Mme la duchesse de Bourgogne, dans sa situation avec Mme la Duchesse et cette cabale telle qu'elle a été montrée, comblée par ce mariage, qui était de plus son ouvrage, avait les mêmes raisons, et de plus celles de son aisance, comme elle ne l'avait pas caché à Mme de Saint-Simon. Ce qui environnait Mgr le duc de Bourgogne avec le plus de poids pensait peu différemment, parce que les éloignements et les intérêts étaient les mêmes. Le roi, avec son ancienne prévention que rien n'avait détruite depuis l'affaire de la dame du palais, pressé par les menées de Mme la duchesse d'Orléans, sûr que Mme de Saint-Simon était au moins très-agréable à Mme la duchesse de Bourgogne, instruit peut-être par ce que j'ai rapporté du maréchal de Boufflers de toute la part que j'avais eue à la séparation de M. le duc d'Orléans avec Mme d'Argenton, qui sûrement avec sa mémoire n'avait pas oublié ce que je lui avais dit sur feu M. le Duc en l'audience du mois de janvier que j'ai racontée, accoutumé au visage de Mme de Saint-Simon par les Marlys et par la voir souvent à la suite de Mme la duchesse de Bourgogne, choses d'habitude qui lui faisaient infiniment, tout cela forma un amas de raisons qui non-seulement le déterminèrent, mais le décidèrent, et une fois déclaré et averti du refus en poussant à bout Mme la duchesse de Bourgogne, il se piqua de n'avoir pas cette espèce de démenti, et il voulut si fermement être obéi qu'il en vint jusqu'à prodiguer les menaces et à nous en faire avertir de tous côtés. Je dis faire avertir, par le lieu qu'il y donna exprès à plusieurs reprises et peut-être, comme on le verra bientôt, par quelque chose de plus fort.
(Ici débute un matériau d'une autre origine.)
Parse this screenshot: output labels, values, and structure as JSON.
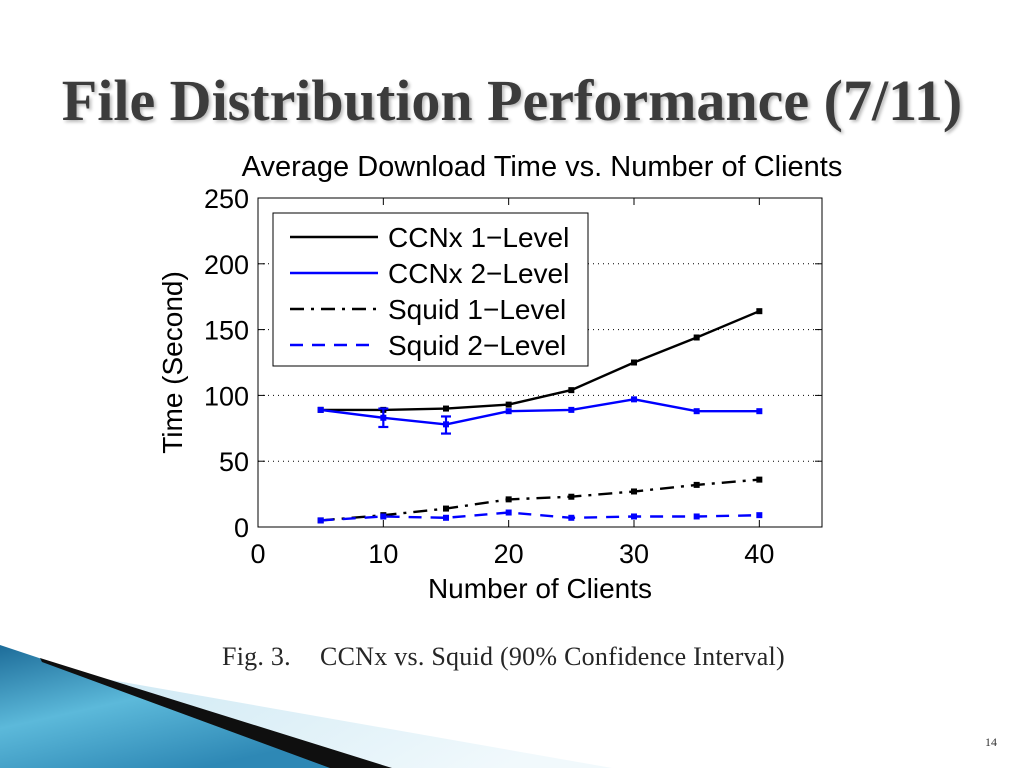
{
  "slide": {
    "title": "File Distribution Performance (7/11)",
    "caption": {
      "label": "Fig. 3.",
      "text": "CCNx vs. Squid (90% Confidence Interval)"
    },
    "page_number": "14",
    "colors": {
      "title": "#3c3c3c",
      "wave_blue_dark": "#1d6c99",
      "wave_blue_light": "#5cb9da",
      "wave_blue_mid": "#2e88b5",
      "wave_stripe": "#0f0f0f",
      "wave_pale": "#cfe9f4",
      "wave_pale_light": "#f1f9fc"
    }
  },
  "chart_data": {
    "type": "line",
    "title": "Average Download Time vs. Number of Clients",
    "xlabel": "Number of Clients",
    "ylabel": "Time (Second)",
    "xlim": [
      0,
      45
    ],
    "ylim": [
      0,
      250
    ],
    "xticks": [
      0,
      10,
      20,
      30,
      40
    ],
    "yticks": [
      0,
      50,
      100,
      150,
      200,
      250
    ],
    "grid": {
      "x": false,
      "y": true
    },
    "legend_position": "top-left",
    "x": [
      5,
      10,
      15,
      20,
      25,
      30,
      35,
      40
    ],
    "series": [
      {
        "name": "CCNx 1−Level",
        "color": "#000000",
        "line_style": "solid",
        "marker": "square",
        "values": [
          89,
          89,
          90,
          93,
          104,
          125,
          144,
          164
        ]
      },
      {
        "name": "CCNx 2−Level",
        "color": "#0000ff",
        "line_style": "solid",
        "marker": "square",
        "values": [
          89,
          83,
          78,
          88,
          89,
          97,
          88,
          88
        ],
        "error_bars": [
          {
            "x": 10,
            "low": 76,
            "high": 90
          },
          {
            "x": 15,
            "low": 71,
            "high": 84
          }
        ]
      },
      {
        "name": "Squid 1−Level",
        "color": "#000000",
        "line_style": "dash-dot",
        "marker": "square",
        "values": [
          5,
          9,
          14,
          21,
          23,
          27,
          32,
          36
        ]
      },
      {
        "name": "Squid 2−Level",
        "color": "#0000ff",
        "line_style": "dashed",
        "marker": "square",
        "values": [
          5,
          8,
          7,
          11,
          7,
          8,
          8,
          9
        ]
      }
    ]
  }
}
Il ne fallait pas moins qu'un aussi puissant groupe de choses et d'intérêts pour l'emporter sur le dépit de nos refus et sur tout l'art qui fut mis en oeuvre pour les seconder, et que je découvris peu de jours après que Mme de Saint-Simon fut déclarée. Mme la Duchesse, d'Antin et toute cette cabale intime outrée du mariage, s'échappèrent à dire que tout était perdu si Mme de Saint-Simon était dame d'honneur, soit qu'ils regardassent à l'importance d'y avoir quelqu'un dont ils pussent faire usage, au moins qui pût être accessible, enfin neutre, s'ils ne pouvaient mieux. Ils considérèrent comme un coup de partie de l'empêcher de l'être. Les prétendants et les curieux de cour, qui regardaient cette place d'un autre oeil que nous ne faisions, et qui pour eux ou pour les leurs l'ambitionnaient, les ennemis dont on ne manque jamais, tous enfin, occupés de la crainte que cette place ne me frayât chemin à mieux, se distillèrent l'esprit à travailler à la détourner. Faute de mieux, ils cherchèrent une ressource dans l'exactitude de la vie de Mme de Saint-Simon: ils furetèrent de quel côté elle penchait, qui était son confesseur, et ils se crurent assurés de l'exclure, lorsqu'ils eurent découvert que c'était depuis longues années M. de La Brue, curé de Saint-Germain de l'Auxerrois, mis en place et protégé par le cardinal de Noailles, et qui passait pour suspect de jansénisme.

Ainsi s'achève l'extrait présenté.